OpenMP threads not activating when run with mpirun

While trying to run a hybrid MPI/OpenMP application I realized that the number of OpenMP threads was always 1, even though I exported OMP_NUM_THREAS=36. I build a small C++ example showing the issue:

#include <vector>
#include "math.h"

int main ()
{
    int n=4000000,  m=1000;
    double x=0,y=0;
    double s=0;
    std::vector< double > shifts(n,0);


    #pragma omp parallel for reduction(+:x,y)
    for (int j=0; j<n; j++) {

        double r=0.0;
        for (int i=0; i < m; i++){

            double rand_g1 = cos(i/double(m));
            double rand_g2 = sin(i/double(m));

            x += rand_g1;
            y += rand_g2;
            r += sqrt(rand_g1*rand_g1 + rand_g2*rand_g2);
        }
        shifts[j] = r / m;
    }
}

I compile the code using g++:

g++ -fopenmp main.cpp

OMP_NUM_THREADS is still set to 36. When I run the code with just:

time ./a.out

I get a run-time of about 6 seconds and htop shows the command using all 36 cores of my local node, as expected. When I run it with mpirun:

time mpirun -np 1 ./a.out

I get a run-time of 3m20s and htop shows the command is using only on one core. I've also tried using mpirun -np 1 -x OMP_NUM_THREADS=36 ./a.out but results were the same.

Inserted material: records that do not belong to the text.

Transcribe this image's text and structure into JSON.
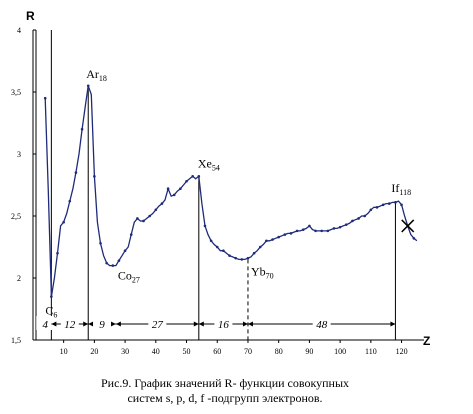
{
  "chart_data": {
    "type": "line",
    "y_axis_name": "R",
    "x_axis_name": "Z",
    "ylim": [
      1.5,
      4
    ],
    "xlim": [
      1,
      126
    ],
    "yticks": [
      "1,5",
      "2",
      "2,5",
      "3",
      "3,5",
      "4"
    ],
    "ytick_values": [
      1.5,
      2,
      2.5,
      3,
      3.5,
      4
    ],
    "xticks": [
      "10",
      "20",
      "30",
      "40",
      "50",
      "60",
      "70",
      "80",
      "90",
      "100",
      "110",
      "120"
    ],
    "xtick_values": [
      10,
      20,
      30,
      40,
      50,
      60,
      70,
      80,
      90,
      100,
      110,
      120
    ],
    "line_color": "#1f2b7a",
    "series": [
      {
        "x": [
          4,
          5,
          6,
          7,
          8,
          9,
          10,
          11,
          12,
          13,
          14,
          15,
          16,
          17,
          18,
          19,
          20,
          21,
          22,
          23,
          24,
          25,
          26,
          27,
          28,
          29,
          30,
          31,
          32,
          33,
          34,
          35,
          36,
          37,
          38,
          39,
          40,
          41,
          42,
          43,
          44,
          45,
          46,
          47,
          48,
          49,
          50,
          51,
          52,
          53,
          54,
          55,
          56,
          57,
          58,
          59,
          60,
          61,
          62,
          63,
          64,
          65,
          66,
          67,
          68,
          69,
          70,
          71,
          72,
          73,
          74,
          75,
          76,
          77,
          78,
          79,
          80,
          81,
          82,
          83,
          84,
          85,
          86,
          87,
          88,
          89,
          90,
          91,
          92,
          93,
          94,
          95,
          96,
          97,
          98,
          99,
          100,
          101,
          102,
          103,
          104,
          105,
          106,
          107,
          108,
          109,
          110,
          111,
          112,
          113,
          114,
          115,
          116,
          117,
          118,
          119,
          120,
          121,
          122,
          123,
          124,
          125
        ],
        "y": [
          3.45,
          2.7,
          1.85,
          2.0,
          2.2,
          2.42,
          2.45,
          2.52,
          2.62,
          2.72,
          2.85,
          3.0,
          3.2,
          3.38,
          3.55,
          3.48,
          2.82,
          2.45,
          2.28,
          2.18,
          2.12,
          2.1,
          2.1,
          2.1,
          2.14,
          2.18,
          2.22,
          2.25,
          2.35,
          2.45,
          2.48,
          2.46,
          2.46,
          2.48,
          2.5,
          2.52,
          2.55,
          2.58,
          2.6,
          2.63,
          2.72,
          2.66,
          2.67,
          2.7,
          2.72,
          2.75,
          2.78,
          2.8,
          2.82,
          2.8,
          2.82,
          2.6,
          2.42,
          2.35,
          2.3,
          2.27,
          2.25,
          2.22,
          2.22,
          2.2,
          2.18,
          2.17,
          2.16,
          2.15,
          2.15,
          2.15,
          2.16,
          2.17,
          2.2,
          2.22,
          2.25,
          2.27,
          2.3,
          2.3,
          2.31,
          2.32,
          2.33,
          2.34,
          2.35,
          2.36,
          2.36,
          2.37,
          2.38,
          2.38,
          2.39,
          2.4,
          2.42,
          2.39,
          2.38,
          2.38,
          2.38,
          2.38,
          2.38,
          2.39,
          2.4,
          2.4,
          2.41,
          2.42,
          2.43,
          2.44,
          2.46,
          2.47,
          2.48,
          2.5,
          2.5,
          2.52,
          2.55,
          2.57,
          2.57,
          2.58,
          2.59,
          2.6,
          2.6,
          2.61,
          2.61,
          2.62,
          2.59,
          2.5,
          2.42,
          2.35,
          2.32,
          2.3
        ]
      }
    ],
    "cross_marker": {
      "x": 122,
      "y": 2.42
    },
    "point_labels": [
      {
        "main": "Ar",
        "sub": "18",
        "x": 18,
        "y": 3.55
      },
      {
        "main": "Xe",
        "sub": "54",
        "x": 54,
        "y": 2.82
      },
      {
        "main": "Co",
        "sub": "27",
        "x": 27,
        "y": 2.1
      },
      {
        "main": "Yb",
        "sub": "70",
        "x": 70,
        "y": 2.15
      },
      {
        "main": "C",
        "sub": "6",
        "x": 6,
        "y": 1.85
      },
      {
        "main": "If",
        "sub": "118",
        "x": 118,
        "y": 2.62
      }
    ],
    "vlines": [
      {
        "x": 6,
        "y_top": 4.0,
        "style": "solid"
      },
      {
        "x": 18,
        "y_top": 3.55,
        "style": "solid"
      },
      {
        "x": 54,
        "y_top": 2.82,
        "style": "solid"
      },
      {
        "x": 70,
        "y_top": 2.15,
        "style": "dashed"
      },
      {
        "x": 118,
        "y_top": 2.62,
        "style": "solid"
      }
    ],
    "segments": [
      {
        "label": "4",
        "x0": 2,
        "x1": 6
      },
      {
        "label": "12",
        "x0": 6,
        "x1": 18
      },
      {
        "label": "9",
        "x0": 18,
        "x1": 27
      },
      {
        "label": "27",
        "x0": 27,
        "x1": 54
      },
      {
        "label": "16",
        "x0": 54,
        "x1": 70
      },
      {
        "label": "48",
        "x0": 70,
        "x1": 118
      }
    ]
  },
  "caption": {
    "line1": "Рис.9.  График значений R- функции совокупных",
    "line2": "систем s, p, d, f -подгрупп электронов."
  }
}
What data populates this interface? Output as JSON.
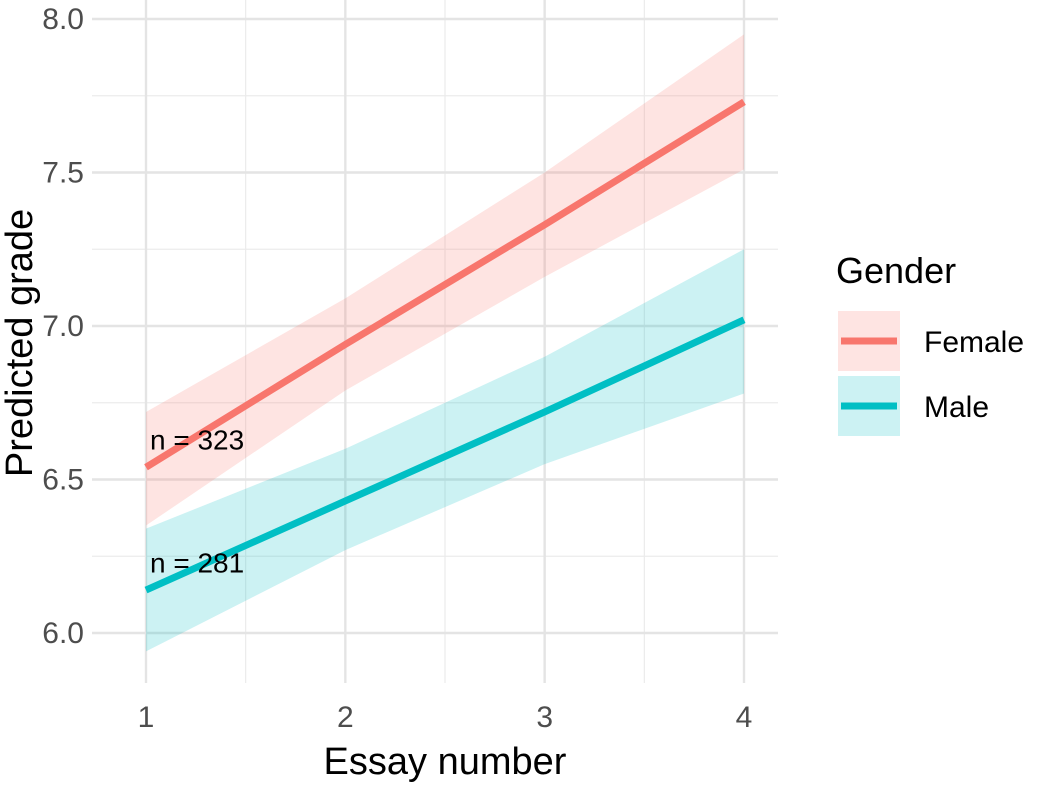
{
  "chart_data": {
    "type": "line",
    "title": "",
    "xlabel": "Essay number",
    "ylabel": "Predicted grade",
    "x": [
      1,
      2,
      3,
      4
    ],
    "x_ticks": [
      "1",
      "2",
      "3",
      "4"
    ],
    "y_ticks": [
      "6.0",
      "6.5",
      "7.0",
      "7.5",
      "8.0"
    ],
    "xlim": [
      1,
      4
    ],
    "ylim": [
      5.87,
      8.0
    ],
    "grid": true,
    "legend": {
      "title": "Gender",
      "placement": "right"
    },
    "series": [
      {
        "name": "Female",
        "color": "#F8766D",
        "values": [
          6.54,
          6.94,
          7.33,
          7.73
        ],
        "lower": [
          6.35,
          6.79,
          7.16,
          7.51
        ],
        "upper": [
          6.72,
          7.09,
          7.5,
          7.95
        ]
      },
      {
        "name": "Male",
        "color": "#00BFC4",
        "values": [
          6.14,
          6.43,
          6.72,
          7.02
        ],
        "lower": [
          5.94,
          6.27,
          6.55,
          6.78
        ],
        "upper": [
          6.34,
          6.6,
          6.9,
          7.25
        ]
      }
    ],
    "annotations": [
      {
        "text": "n = 323",
        "x": 1,
        "y": 6.63
      },
      {
        "text": "n = 281",
        "x": 1,
        "y": 6.23
      }
    ]
  }
}
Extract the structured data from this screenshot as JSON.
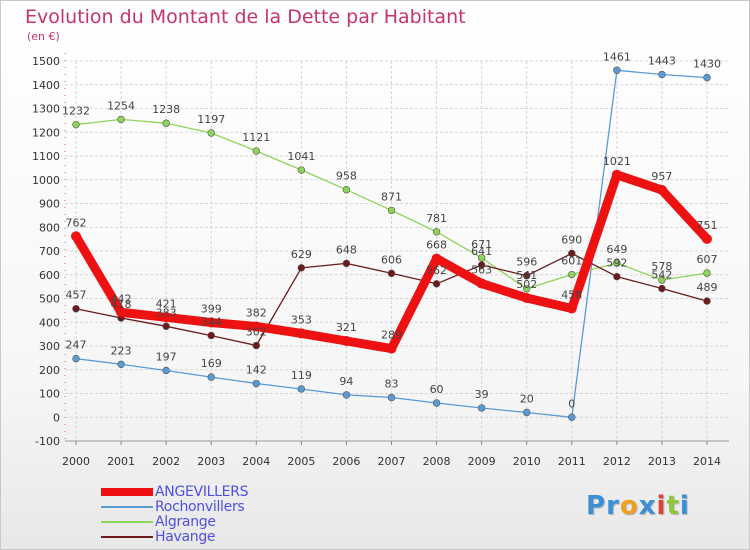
{
  "header": {
    "title": "Evolution du Montant de la Dette par Habitant",
    "subtitle": "(en €)"
  },
  "colors": {
    "title": "#c8336e",
    "legend_text": "#5050e0",
    "grid": "#d6d6d6",
    "axis_text": "#333333",
    "value_label": "#444444"
  },
  "logo": {
    "letters": [
      {
        "ch": "P",
        "color": "#3b8fd6"
      },
      {
        "ch": "r",
        "color": "#3b8fd6"
      },
      {
        "ch": "o",
        "color": "#f0a020"
      },
      {
        "ch": "x",
        "color": "#3b8fd6"
      },
      {
        "ch": "i",
        "color": "#e0403a"
      },
      {
        "ch": "t",
        "color": "#8cc63f"
      },
      {
        "ch": "i",
        "color": "#3b8fd6"
      }
    ]
  },
  "chart_data": {
    "type": "line",
    "title": "Evolution du Montant de la Dette par Habitant",
    "subtitle": "(en €)",
    "xlabel": "",
    "ylabel": "",
    "x": [
      2000,
      2001,
      2002,
      2003,
      2004,
      2005,
      2006,
      2007,
      2008,
      2009,
      2010,
      2011,
      2012,
      2013,
      2014
    ],
    "ylim": [
      -100,
      1500
    ],
    "yticks": [
      -100,
      0,
      100,
      200,
      300,
      400,
      500,
      600,
      700,
      800,
      900,
      1000,
      1100,
      1200,
      1300,
      1400,
      1500
    ],
    "grid": true,
    "legend_position": "bottom-left",
    "series": [
      {
        "name": "ANGEVILLERS",
        "color": "#ee1111",
        "thick": true,
        "values": [
          762,
          442,
          421,
          399,
          382,
          353,
          321,
          289,
          668,
          563,
          502,
          458,
          1021,
          957,
          751
        ]
      },
      {
        "name": "Rochonvillers",
        "color": "#5b9bd5",
        "thick": false,
        "values": [
          247,
          223,
          197,
          169,
          142,
          119,
          94,
          83,
          60,
          39,
          20,
          0,
          1461,
          1443,
          1430
        ]
      },
      {
        "name": "Algrange",
        "color": "#8fd45a",
        "thick": false,
        "values": [
          1232,
          1254,
          1238,
          1197,
          1121,
          1041,
          958,
          871,
          781,
          671,
          541,
          601,
          649,
          578,
          607
        ]
      },
      {
        "name": "Havange",
        "color": "#6b1b1b",
        "thick": false,
        "values": [
          457,
          418,
          383,
          344,
          302,
          629,
          648,
          606,
          562,
          641,
          596,
          690,
          592,
          542,
          489
        ]
      }
    ]
  }
}
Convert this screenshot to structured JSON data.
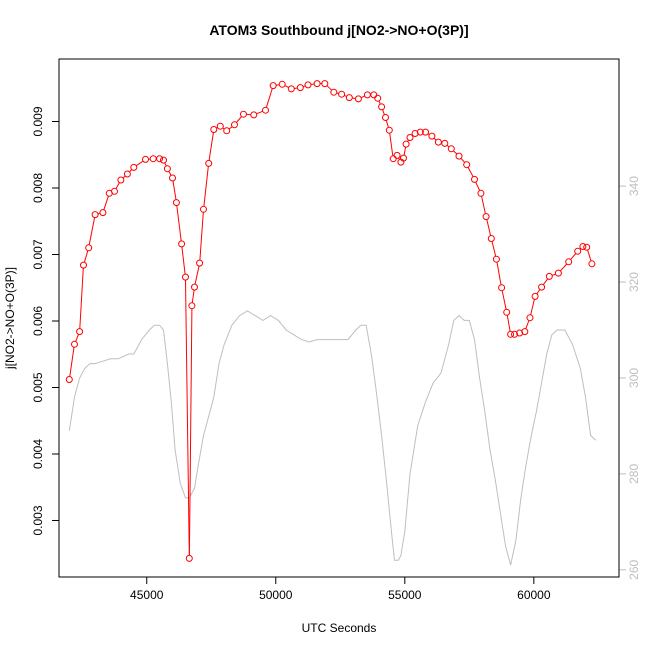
{
  "chart_data": {
    "type": "line",
    "title": "ATOM3 Southbound j[NO2->NO+O(3P)]",
    "xlabel": "UTC Seconds",
    "ylabel": "j[NO2->NO+O(3P)]",
    "xlim": [
      41600,
      63300
    ],
    "ylim": [
      0.00215,
      0.00994
    ],
    "y2lim": [
      258.5,
      366.5
    ],
    "x_ticks": [
      45000,
      50000,
      55000,
      60000
    ],
    "x_tick_labels": [
      "45000",
      "50000",
      "55000",
      "60000"
    ],
    "y_ticks": [
      0.003,
      0.004,
      0.005,
      0.006,
      0.007,
      0.008,
      0.009
    ],
    "y_tick_labels": [
      "0.003",
      "0.004",
      "0.005",
      "0.006",
      "0.007",
      "0.008",
      "0.009"
    ],
    "y2_ticks": [
      260,
      280,
      300,
      320,
      340
    ],
    "y2_tick_labels": [
      "260",
      "280",
      "300",
      "320",
      "340"
    ],
    "colors": {
      "primary": "#ff0000",
      "secondary": "#bebebe"
    },
    "series": [
      {
        "axis": "left",
        "style": "line+points",
        "color": "#ff0000",
        "x": [
          42000,
          42200,
          42400,
          42550,
          42750,
          43000,
          43300,
          43550,
          43750,
          44000,
          44250,
          44500,
          44950,
          45250,
          45500,
          45650,
          45800,
          46000,
          46150,
          46350,
          46500,
          46650,
          46750,
          46850,
          47050,
          47200,
          47400,
          47600,
          47850,
          48100,
          48400,
          48750,
          49150,
          49600,
          49900,
          50250,
          50600,
          50950,
          51250,
          51600,
          51900,
          52250,
          52550,
          52850,
          53200,
          53550,
          53800,
          53950,
          54100,
          54250,
          54400,
          54550,
          54700,
          54850,
          54950,
          55050,
          55200,
          55400,
          55600,
          55800,
          56050,
          56300,
          56550,
          56800,
          57100,
          57400,
          57700,
          57950,
          58150,
          58350,
          58550,
          58750,
          58950,
          59100,
          59250,
          59450,
          59650,
          59850,
          60050,
          60300,
          60600,
          60950,
          61350,
          61700,
          61900,
          62050,
          62250
        ],
        "y": [
          0.00512,
          0.00565,
          0.00584,
          0.00684,
          0.0071,
          0.0076,
          0.00763,
          0.00792,
          0.00795,
          0.00812,
          0.00821,
          0.00831,
          0.00843,
          0.00844,
          0.00844,
          0.00842,
          0.00829,
          0.00815,
          0.00778,
          0.00716,
          0.00666,
          0.00243,
          0.00623,
          0.00651,
          0.00687,
          0.00768,
          0.00837,
          0.00888,
          0.00893,
          0.00886,
          0.00895,
          0.00911,
          0.0091,
          0.00917,
          0.00954,
          0.00956,
          0.00949,
          0.00951,
          0.00955,
          0.00957,
          0.00957,
          0.00944,
          0.00941,
          0.00936,
          0.00934,
          0.0094,
          0.0094,
          0.00935,
          0.00922,
          0.00906,
          0.00887,
          0.00844,
          0.00849,
          0.00839,
          0.00845,
          0.00866,
          0.00876,
          0.00882,
          0.00884,
          0.00884,
          0.00878,
          0.00869,
          0.00867,
          0.00859,
          0.00848,
          0.00835,
          0.00813,
          0.00792,
          0.00757,
          0.00724,
          0.00693,
          0.0065,
          0.00613,
          0.0058,
          0.0058,
          0.00582,
          0.00584,
          0.00605,
          0.00637,
          0.00651,
          0.00667,
          0.00672,
          0.00689,
          0.00705,
          0.00712,
          0.00711,
          0.00686
        ]
      },
      {
        "axis": "right",
        "style": "line",
        "color": "#bebebe",
        "x": [
          42000,
          42200,
          42400,
          42600,
          42800,
          43000,
          43300,
          43600,
          43900,
          44100,
          44300,
          44500,
          44800,
          45100,
          45300,
          45500,
          45650,
          45800,
          45950,
          46100,
          46300,
          46500,
          46650,
          46850,
          47000,
          47200,
          47400,
          47600,
          47800,
          48000,
          48300,
          48600,
          48900,
          49200,
          49500,
          49800,
          50100,
          50400,
          50700,
          51000,
          51300,
          51600,
          51900,
          52200,
          52500,
          52800,
          53100,
          53300,
          53500,
          53700,
          53900,
          54100,
          54300,
          54500,
          54600,
          54750,
          54850,
          55000,
          55200,
          55500,
          55800,
          56100,
          56400,
          56700,
          56900,
          57100,
          57300,
          57500,
          57700,
          57900,
          58100,
          58300,
          58500,
          58700,
          58900,
          59100,
          59300,
          59500,
          59700,
          59900,
          60100,
          60300,
          60500,
          60700,
          60900,
          61200,
          61500,
          61800,
          62000,
          62200,
          62400
        ],
        "y": [
          289,
          296,
          300,
          302,
          303,
          303,
          303.5,
          304,
          304,
          304.5,
          305,
          305,
          308,
          310,
          311,
          311,
          310,
          303,
          295,
          285,
          278,
          275,
          275,
          277,
          282,
          288,
          292,
          296,
          303,
          307,
          311,
          313,
          314,
          313,
          312,
          313,
          312,
          310,
          309,
          308,
          307.5,
          308,
          308,
          308,
          308,
          308,
          310,
          311,
          311,
          305,
          297,
          288,
          278,
          267,
          262,
          262,
          263,
          268,
          280,
          290,
          295,
          299,
          301,
          307,
          312,
          313,
          312,
          312,
          308,
          300,
          293,
          285,
          279,
          272,
          265,
          261,
          266,
          275,
          282,
          288,
          293,
          299,
          305,
          309,
          310,
          310,
          307,
          302,
          296,
          288,
          287
        ]
      }
    ]
  }
}
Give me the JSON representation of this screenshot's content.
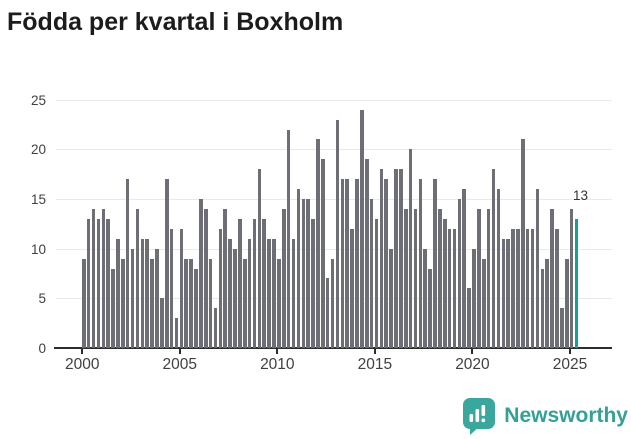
{
  "title": "Födda per kvartal i Boxholm",
  "colors": {
    "bar": "#6e6e76",
    "highlight": "#12a296",
    "grid": "#e9e9e9",
    "axis_line": "#2d2d2d",
    "tick_text": "#404040",
    "title_text": "#1c1c1c",
    "logo": "#35a095"
  },
  "chart_data": {
    "type": "bar",
    "title": "Födda per kvartal i Boxholm",
    "xlabel": "",
    "ylabel": "",
    "ylim": [
      0,
      25
    ],
    "yticks": [
      0,
      5,
      10,
      15,
      20,
      25
    ],
    "xticks": [
      2000,
      2005,
      2010,
      2015,
      2020,
      2025
    ],
    "grid": "horizontal",
    "legend": "none",
    "x_unit": "quarter",
    "first_quarter": "2000 Q1",
    "last_quarter": "2025 Q2",
    "highlight_last_bar": true,
    "last_label": "13",
    "series_by_year": [
      {
        "year": 2000,
        "values": [
          9,
          13,
          14,
          13
        ]
      },
      {
        "year": 2001,
        "values": [
          14,
          13,
          8,
          11
        ]
      },
      {
        "year": 2002,
        "values": [
          9,
          17,
          10,
          14
        ]
      },
      {
        "year": 2003,
        "values": [
          11,
          11,
          9,
          10
        ]
      },
      {
        "year": 2004,
        "values": [
          5,
          17,
          12,
          3
        ]
      },
      {
        "year": 2005,
        "values": [
          12,
          9,
          9,
          8
        ]
      },
      {
        "year": 2006,
        "values": [
          15,
          14,
          9,
          4
        ]
      },
      {
        "year": 2007,
        "values": [
          12,
          14,
          11,
          10
        ]
      },
      {
        "year": 2008,
        "values": [
          13,
          9,
          11,
          13
        ]
      },
      {
        "year": 2009,
        "values": [
          18,
          13,
          11,
          11
        ]
      },
      {
        "year": 2010,
        "values": [
          9,
          14,
          22,
          11
        ]
      },
      {
        "year": 2011,
        "values": [
          16,
          15,
          15,
          13
        ]
      },
      {
        "year": 2012,
        "values": [
          21,
          19,
          7,
          9
        ]
      },
      {
        "year": 2013,
        "values": [
          23,
          17,
          17,
          12
        ]
      },
      {
        "year": 2014,
        "values": [
          17,
          24,
          19,
          15
        ]
      },
      {
        "year": 2015,
        "values": [
          13,
          18,
          17,
          10
        ]
      },
      {
        "year": 2016,
        "values": [
          18,
          18,
          14,
          20
        ]
      },
      {
        "year": 2017,
        "values": [
          14,
          17,
          10,
          8
        ]
      },
      {
        "year": 2018,
        "values": [
          17,
          14,
          13,
          12
        ]
      },
      {
        "year": 2019,
        "values": [
          12,
          15,
          16,
          6
        ]
      },
      {
        "year": 2020,
        "values": [
          10,
          14,
          9,
          14
        ]
      },
      {
        "year": 2021,
        "values": [
          18,
          16,
          11,
          11
        ]
      },
      {
        "year": 2022,
        "values": [
          12,
          12,
          21,
          12
        ]
      },
      {
        "year": 2023,
        "values": [
          12,
          16,
          8,
          9
        ]
      },
      {
        "year": 2024,
        "values": [
          14,
          12,
          4,
          9
        ]
      },
      {
        "year": 2025,
        "values": [
          14,
          13
        ]
      }
    ]
  },
  "footer": {
    "brand": "Newsworthy"
  }
}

I am using GCC 9.2.0 and OpenMPI 4.1.0a1. Since this is a developer version, I've also tried with OpenMPI 4.0.3 with the same result.

Any idea what I am missing?

Solution

The default behavior of Open MPI is to

bind a MPI task on a core if there are two or less MPI tasks
bind a MPI task to a socket otherwise

So you really should

mpirun --bind-to none -np 1 ./a.out

so your MPI task can access all the cores of your host.